An Operational Kardashev-Style Scale for Autonomous AI - Towards AGI and Superintelligence
Przemyslaw Chojecki
TL;DR
The paper proposes a Kardashev-style, operational Autonomous AI (AAI) Scale to quantify progress from fixed automation to AGI and beyond using ten normalized axes and a composite AAI-Index. It introduces a Self-Improvement Coefficient $\kappa$ and two closure properties (maintenance and expansion) to render self-improvement falsifiable, alongside OWA-Bench, an open-world agency benchmark for long-horizon, tool-using, persistent agents. A formal progression framework links AAI-3 to AAI-5 through curvature and link-step progression on a fixed battery, with a CHC-based alignment crosswalk and a non-compensatory battery ensuring breadth and reliability. The approach emphasizes auditable Gates, drift-robust benchmarking, and a dynamics-aware Delegability Frontier to guide governance and deployment decisions, culminating in a Domain Annex for software agents and an Embodiment Annex for robotics. Collectively, the work provides a rigorous, auditable, and scalable framework to evaluate autonomous AI deployment, self-improvement, and progression toward superintelligence while mitigating gaming and enabling reproducibility across domains.
Abstract
We propose a Kardashev-inspired yet operational Autonomous AI (AAI) Scale that measures the progression from fixed robotic process automation (AAI-0) to full artificial general intelligence (AAI-4) and beyond.
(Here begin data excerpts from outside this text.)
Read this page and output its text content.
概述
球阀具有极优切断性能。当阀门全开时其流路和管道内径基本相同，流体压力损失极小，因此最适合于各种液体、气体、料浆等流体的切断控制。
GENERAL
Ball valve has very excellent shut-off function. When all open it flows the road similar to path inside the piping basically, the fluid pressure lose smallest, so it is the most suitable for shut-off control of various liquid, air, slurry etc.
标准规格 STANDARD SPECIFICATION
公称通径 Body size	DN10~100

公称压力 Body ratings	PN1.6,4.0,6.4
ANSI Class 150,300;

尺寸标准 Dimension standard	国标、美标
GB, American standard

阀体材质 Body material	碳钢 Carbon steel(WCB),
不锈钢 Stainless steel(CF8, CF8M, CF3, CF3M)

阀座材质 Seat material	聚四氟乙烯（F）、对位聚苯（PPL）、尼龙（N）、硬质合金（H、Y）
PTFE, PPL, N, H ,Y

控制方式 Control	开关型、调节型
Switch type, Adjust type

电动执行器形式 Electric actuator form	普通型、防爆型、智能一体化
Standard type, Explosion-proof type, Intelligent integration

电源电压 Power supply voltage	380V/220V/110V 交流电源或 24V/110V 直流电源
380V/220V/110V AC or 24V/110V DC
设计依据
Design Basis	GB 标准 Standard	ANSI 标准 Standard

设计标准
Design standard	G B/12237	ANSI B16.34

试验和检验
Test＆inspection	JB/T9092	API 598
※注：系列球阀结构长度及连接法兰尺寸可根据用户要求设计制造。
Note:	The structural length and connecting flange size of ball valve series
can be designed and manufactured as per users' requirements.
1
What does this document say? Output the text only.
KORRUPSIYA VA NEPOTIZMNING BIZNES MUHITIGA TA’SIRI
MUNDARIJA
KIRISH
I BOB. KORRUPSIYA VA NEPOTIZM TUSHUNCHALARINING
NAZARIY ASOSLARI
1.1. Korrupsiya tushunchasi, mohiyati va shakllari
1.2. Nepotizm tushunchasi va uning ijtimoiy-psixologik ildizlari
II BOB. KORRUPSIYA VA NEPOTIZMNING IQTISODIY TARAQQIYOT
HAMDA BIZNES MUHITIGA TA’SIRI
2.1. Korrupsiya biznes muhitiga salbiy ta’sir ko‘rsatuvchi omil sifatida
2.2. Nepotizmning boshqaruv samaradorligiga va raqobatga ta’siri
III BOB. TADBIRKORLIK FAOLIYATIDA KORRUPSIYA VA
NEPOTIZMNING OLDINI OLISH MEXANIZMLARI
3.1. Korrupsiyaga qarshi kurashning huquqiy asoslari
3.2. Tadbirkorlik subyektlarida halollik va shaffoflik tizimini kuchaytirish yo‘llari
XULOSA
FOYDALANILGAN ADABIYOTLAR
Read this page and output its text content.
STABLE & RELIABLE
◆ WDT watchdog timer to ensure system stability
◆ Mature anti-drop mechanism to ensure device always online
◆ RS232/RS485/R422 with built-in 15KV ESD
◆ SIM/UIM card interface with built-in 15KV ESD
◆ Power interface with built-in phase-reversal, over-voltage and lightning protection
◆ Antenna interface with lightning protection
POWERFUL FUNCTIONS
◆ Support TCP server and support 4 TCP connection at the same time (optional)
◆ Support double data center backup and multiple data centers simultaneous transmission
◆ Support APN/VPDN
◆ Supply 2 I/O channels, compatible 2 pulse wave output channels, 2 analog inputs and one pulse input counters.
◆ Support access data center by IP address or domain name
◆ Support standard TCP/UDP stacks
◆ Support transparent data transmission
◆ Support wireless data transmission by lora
Unlike narrative ladders, our scale is multi-axis and testable. We define ten capability axes (Autonomy, Generality, Planning, Memory/Persistence, Tool Economy, Self-Revision, Sociality/Coordination, Embodiment, World-Model Fidelity, Economic Throughput) aggregated by a composite AAI-Index (a weighted geometric mean). We introduce a measurable Self-Improvement Coefficient $κ$ (capability growth per unit of agent-initiated resources) and two closure properties (maintenance and expansion) that convert ``self-improving AI'' into falsifiable criteria. We specify OWA-Bench, an open-world agency benchmark suite that evaluates long-horizon, tool-using, persistent agents. We define level gates for AAI-0\ldots AAI-4 using thresholds on the axes, $κ$, and closure proofs. Synthetic experiments illustrate how present-day systems map onto the scale and how the delegability frontier (quality vs.\ autonomy) advances with self-improvement. We also prove a theorem that AAI-3 agent becomes AAI-5 over time with sufficient conditions, formalizing "baby AGI" becomes Superintelligence intuition.